От суицида, способного устранить мои страдания вместе со мной самим, меня остановило только одно: они не нашли тело. На языке сухих фактов это означало, что смерть не установлена точно, абсолютно и конкретно, и человек считается пропавшим без вести, а не убитым. Так они говорили сами. И тогда я понял: пока не найдено тело, моя сестра не может быть мертва. Я не имею права так думать, а тем более – опускать руки. Точнее всего следует сказать, что она и жива, и мертва одновременно. А если есть шанс, что Нона жива, самый мизерный шанс размером с атом, я тоже не хотел умирать, хотя жизнь, какой она у меня была, подталкивала меня к этому шагу, вынуждала.

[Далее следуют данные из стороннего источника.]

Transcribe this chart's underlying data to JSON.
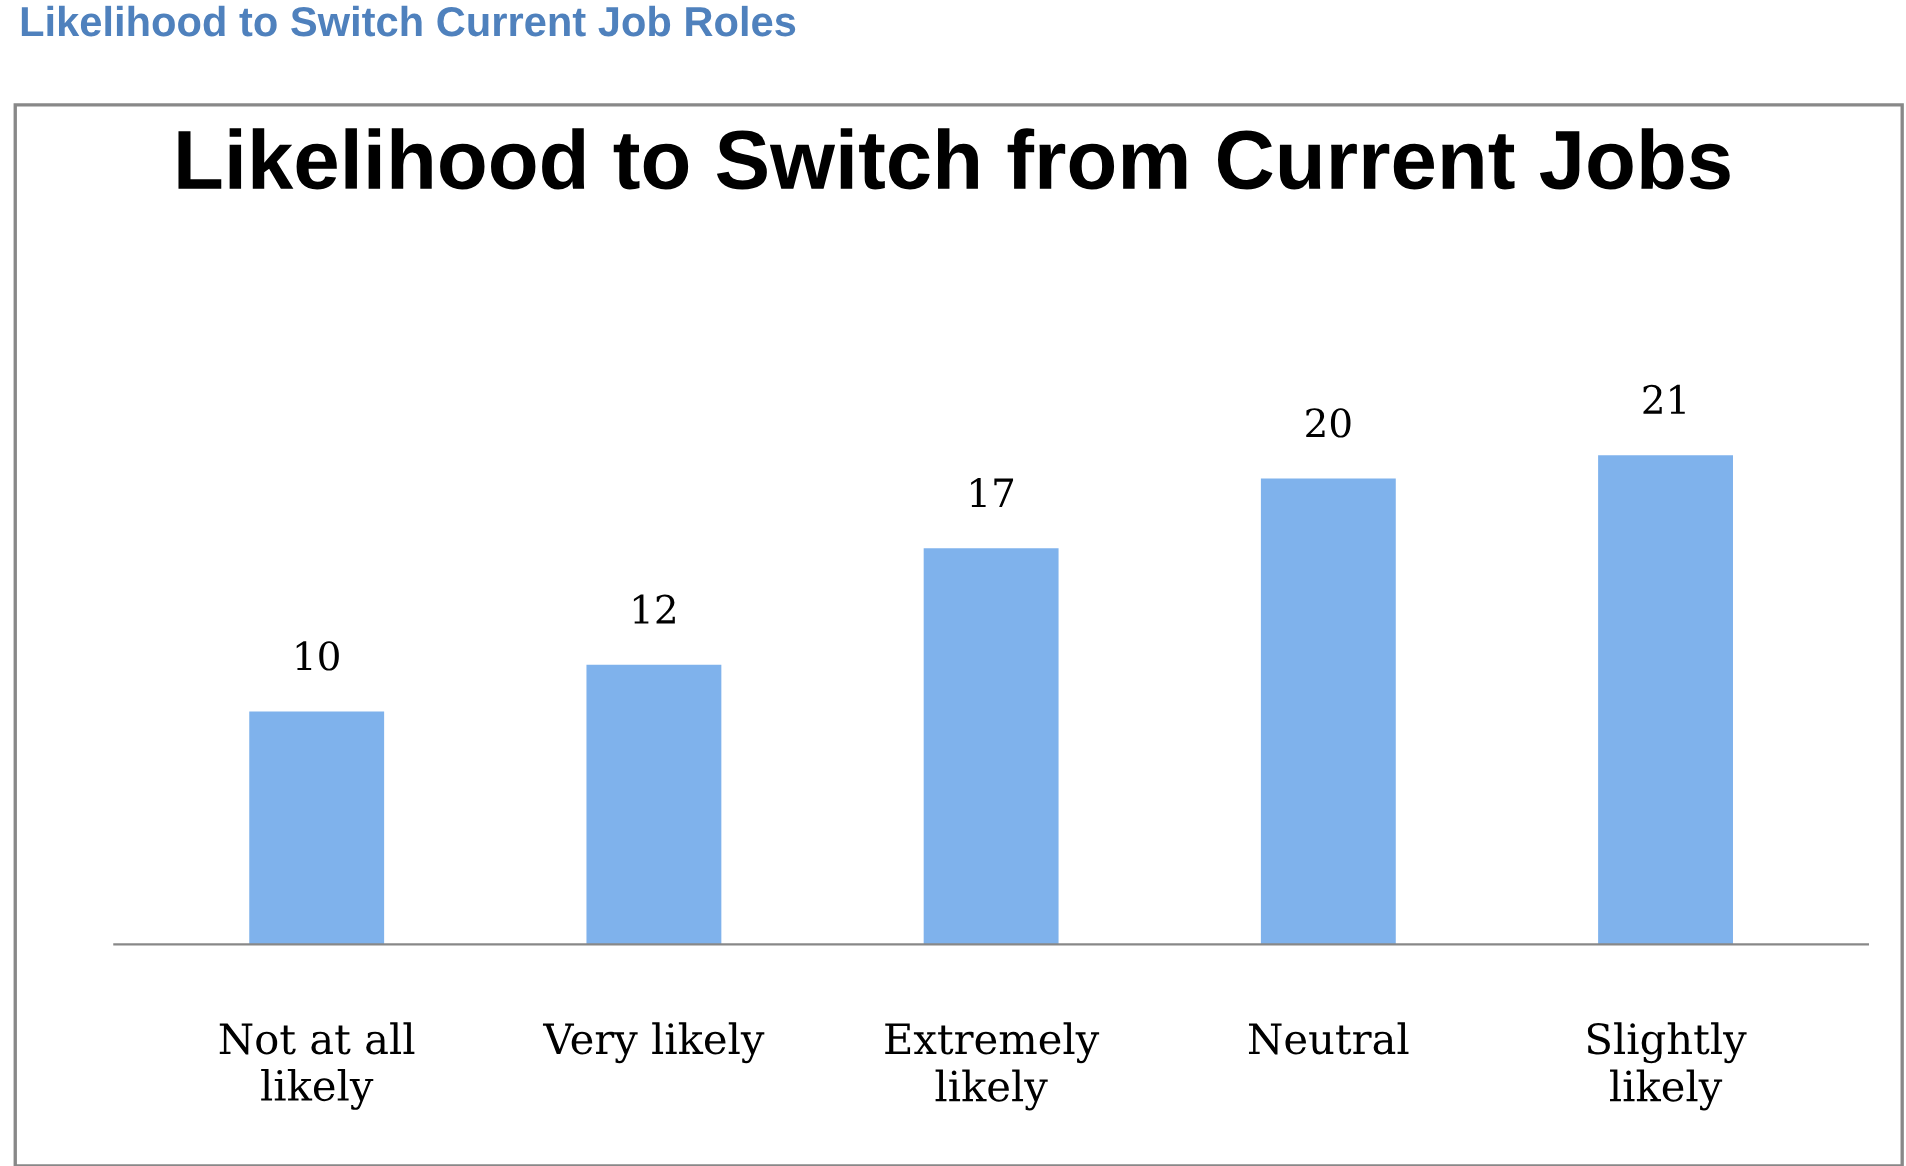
{
  "chart_data": {
    "type": "bar",
    "title": "Likelihood to Switch from Current Jobs",
    "annotations": [
      "Likelihood to Switch Current Job Roles"
    ],
    "categories": [
      "Not at all likely",
      "Very likely",
      "Extremely likely",
      "Neutral",
      "Slightly likely"
    ],
    "values": [
      10,
      12,
      17,
      20,
      21
    ],
    "color": "#7fb2ec",
    "data_labels": true,
    "grid": false,
    "legend": false
  }
}
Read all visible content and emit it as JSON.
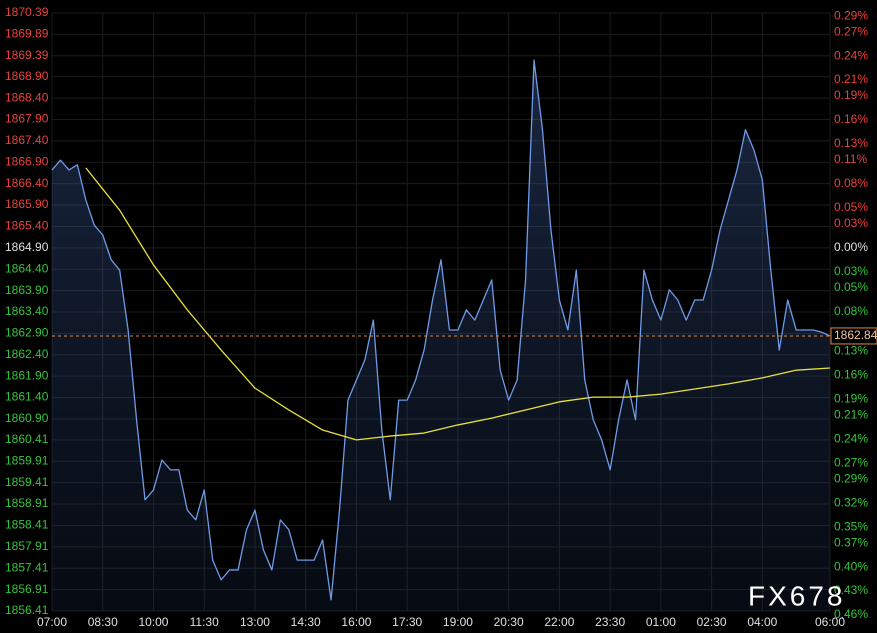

Единственное, о чем я сейчас жалею больше всего, состоит в том, что я слишком много времени потратил на сожаления и ненависть к себе. Я упустил несколько лет, пытаясь прийти в себя, а нужно было действовать сразу, молниеносно. Взять себя в руки и идти по горячим следам, задушить собственное бессилие. Я был размазней для этого. Я совершенно ничего не мог, кроме как лежать в постели, плакать да размышлять, как всем будет хорошо без меня и как мне самому станет хорошо без себя. А думать следовало о другом. Но разве способен человек, переживший горе, слышать хоть что-то, кроме жалости к себе? Самый громкий инструмент в оркестре.

Со временем какой-то частью сознания я стал понимать, что Нону найдут. Предчувствие туманило взор как бельмо на глазу, как полупрозрачная соринка, которую не можешь вытащить, и игнорировать тоже не можешь, но оно клубилось и разрасталось, пока не стало катарактой, полным поражением глаз… и моим новым зрением. Новым взглядом на прошедшие события и предвосхищением будущих.